2. ‘Wake Up’ owes its bombastic sound to Wolf Parade

“In my mind Wolf Parade was always the Nirvana of Montreal,” Win Butler recently told a crowd at his Red Bull Music Academy lecture in the Quebec city. When a drummer-less Arcade Fire set up to record what would eventually become the album’s emotional denouement, Butler drafted Wolf Parade drummer Arlen Thompson to give the song its orotund presence.

3. The iconic guitar sound on 'Neighborhood #1 (Tunnels)' was an accident

Arcade Fire’s introduction to the world came by Funeral’s opening track and first single, which featured a haunting, distant lead guitar, giving the track an ethereal, nostalgic quality that has defined the band's sound ever since. But according to Win Butler, the effect was an accident. During the recording, engineer Howard Bilerman forgot to turn the mic on during Butler's best take.

”He only had the vocal mic on and it was on the other side of the room, and accidentally no one turned it off,” Butler later recalled. “That’s the track that’s on the record. If you really listen to it, it sounds insane, it almost sounds like a broken record.”

4. 'Rebellion (Lies)' was nearly released without snare

When he wasn’t engineering, Bilerman played drums on the album, leaving the rest of the group to hit record. After nailing a rather spirited take of breakthrough single “Rebellion (Lies),” a playback revealed the band had accidently unplugged Bilerman's snare mic.

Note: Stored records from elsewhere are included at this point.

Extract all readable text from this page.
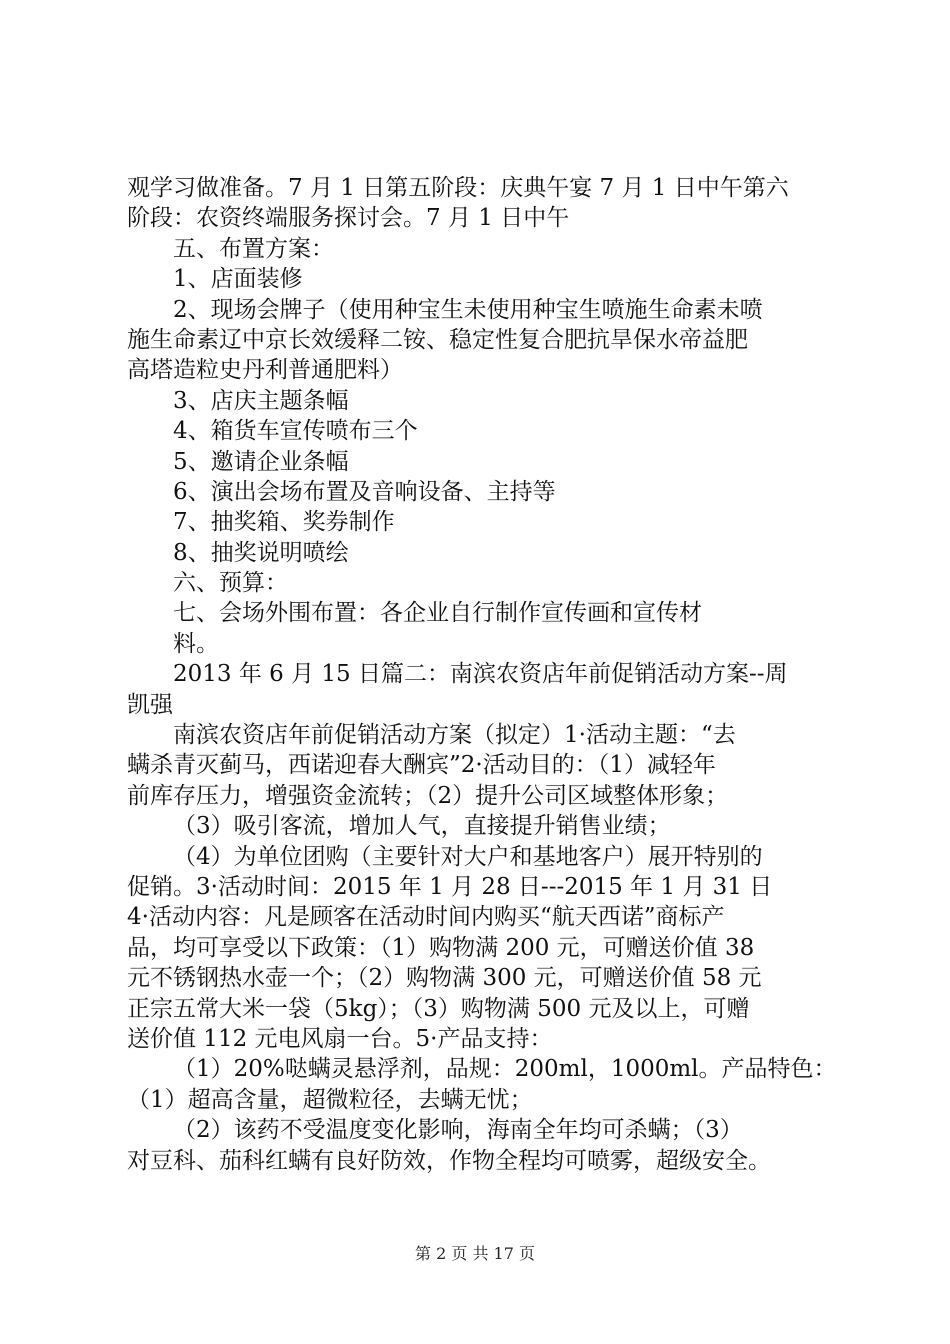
观学习做准备。7 月 1 日第五阶段：庆典午宴 7 月 1 日中午第六
阶段：农资终端服务探讨会。7 月 1 日中午
五、布置方案：
1、店面装修
2、现场会牌子（使用种宝生未使用种宝生喷施生命素未喷
施生命素辽中京长效缓释二铵、稳定性复合肥抗旱保水帝益肥
高塔造粒史丹利普通肥料）
3、店庆主题条幅
4、箱货车宣传喷布三个
5、邀请企业条幅
6、演出会场布置及音响设备、主持等
7、抽奖箱、奖券制作
8、抽奖说明喷绘
六、预算：
七、会场外围布置：各企业自行制作宣传画和宣传材
料。
2013 年 6 月 15 日篇二：南滨农资店年前促销活动方案--周
凯强
南滨农资店年前促销活动方案（拟定）1·活动主题：“去
螨杀青灭蓟马，西诺迎春大酬宾”2·活动目的：（1）减轻年
前库存压力，增强资金流转；（2）提升公司区域整体形象；
（3）吸引客流，增加人气，直接提升销售业绩；
（4）为单位团购（主要针对大户和基地客户）展开特别的
促销。3·活动时间：2015 年 1 月 28 日---2015 年 1 月 31 日
4·活动内容：凡是顾客在活动时间内购买“航天西诺”商标产
品，均可享受以下政策：（1）购物满 200 元，可赠送价值 38
元不锈钢热水壶一个；（2）购物满 300 元，可赠送价值 58 元
正宗五常大米一袋（5kg）；（3）购物满 500 元及以上，可赠
送价值 112 元电风扇一台。5·产品支持：
（1）20%哒螨灵悬浮剂，品规：200ml，1000ml。产品特色：
（1）超高含量，超微粒径，去螨无忧；
（2）该药不受温度变化影响，海南全年均可杀螨；（3）
对豆科、茄科红螨有良好防效，作物全程均可喷雾，超级安全。
第 2 页 共 17 页
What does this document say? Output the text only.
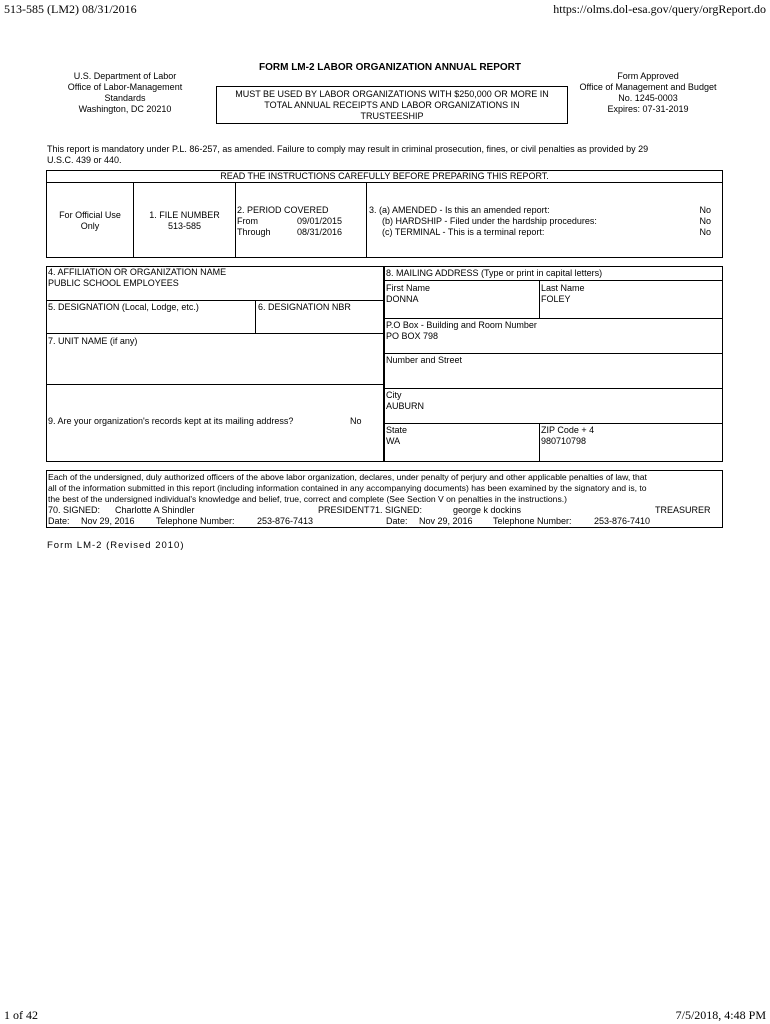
513-585 (LM2) 08/31/2016	https://olms.dol-esa.gov/query/orgReport.do
U.S. Department of Labor
Office of Labor-Management
Standards
Washington, DC 20210
FORM LM-2 LABOR ORGANIZATION ANNUAL REPORT
MUST BE USED BY LABOR ORGANIZATIONS WITH $250,000 OR MORE IN
TOTAL ANNUAL RECEIPTS AND LABOR ORGANIZATIONS IN
TRUSTEESHIP
Form Approved
Office of Management and Budget
No. 1245-0003
Expires: 07-31-2019
This report is mandatory under P.L. 86-257, as amended. Failure to comply may result in criminal prosecution, fines, or civil penalties as provided by 29
U.S.C. 439 or 440.
READ THE INSTRUCTIONS CAREFULLY BEFORE PREPARING THIS REPORT.
For Official Use
Only
1. FILE NUMBER
513-585
2. PERIOD COVERED
From	09/01/2015
Through	08/31/2016
3. (a) AMENDED - Is this an amended report:	No
(b) HARDSHIP - Filed under the hardship procedures:	No
(c) TERMINAL - This is a terminal report:	No
4. AFFILIATION OR ORGANIZATION NAME
PUBLIC SCHOOL EMPLOYEES
5. DESIGNATION (Local, Lodge, etc.)	6. DESIGNATION NBR
7. UNIT NAME (if any)
9. Are your organization's records kept at its mailing address?	No
8. MAILING ADDRESS (Type or print in capital letters)
First Name
DONNA
Last Name
FOLEY
P.O Box - Building and Room Number
PO BOX 798
Number and Street
City
AUBURN
State
WA
ZIP Code + 4
980710798
Each of the undersigned, duly authorized officers of the above labor organization, declares, under penalty of perjury and other applicable penalties of law, that
all of the information submitted in this report (including information contained in any accompanying documents) has been examined by the signatory and is, to
the best of the undersigned individual's knowledge and belief, true, correct and complete (See Section V on penalties in the instructions.)
70. SIGNED: Charlotte A Shindler	PRESIDENT 71. SIGNED:	george k dockins	TREASURER
Date: Nov 29, 2016 Telephone Number: 253-876-7413	Date: Nov 29, 2016 Telephone Number: 253-876-7410
Form LM-2 (Revised 2010)
1 of 42	7/5/2018, 4:48 PM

“I said 'no that’s the take' and he said 'no, absolutely not, we can’t have a song without a snare,'" recalls Butler. "I was insisting it had the spirit, that it was the right take, so we overdubbed it with Régine playing the snare only. The weird sound of that song comes from the snare coming through the hi-hat and this snare overdub.”

5. The band's initial goal was to sell 10,000 records

Released on American indie label Merge Records, the band set a personal goal of selling 10,000 copies of Funeral. They hit it in the first week of release. To date, Funeral has sold more than 500,000 copies in the U.S. alone.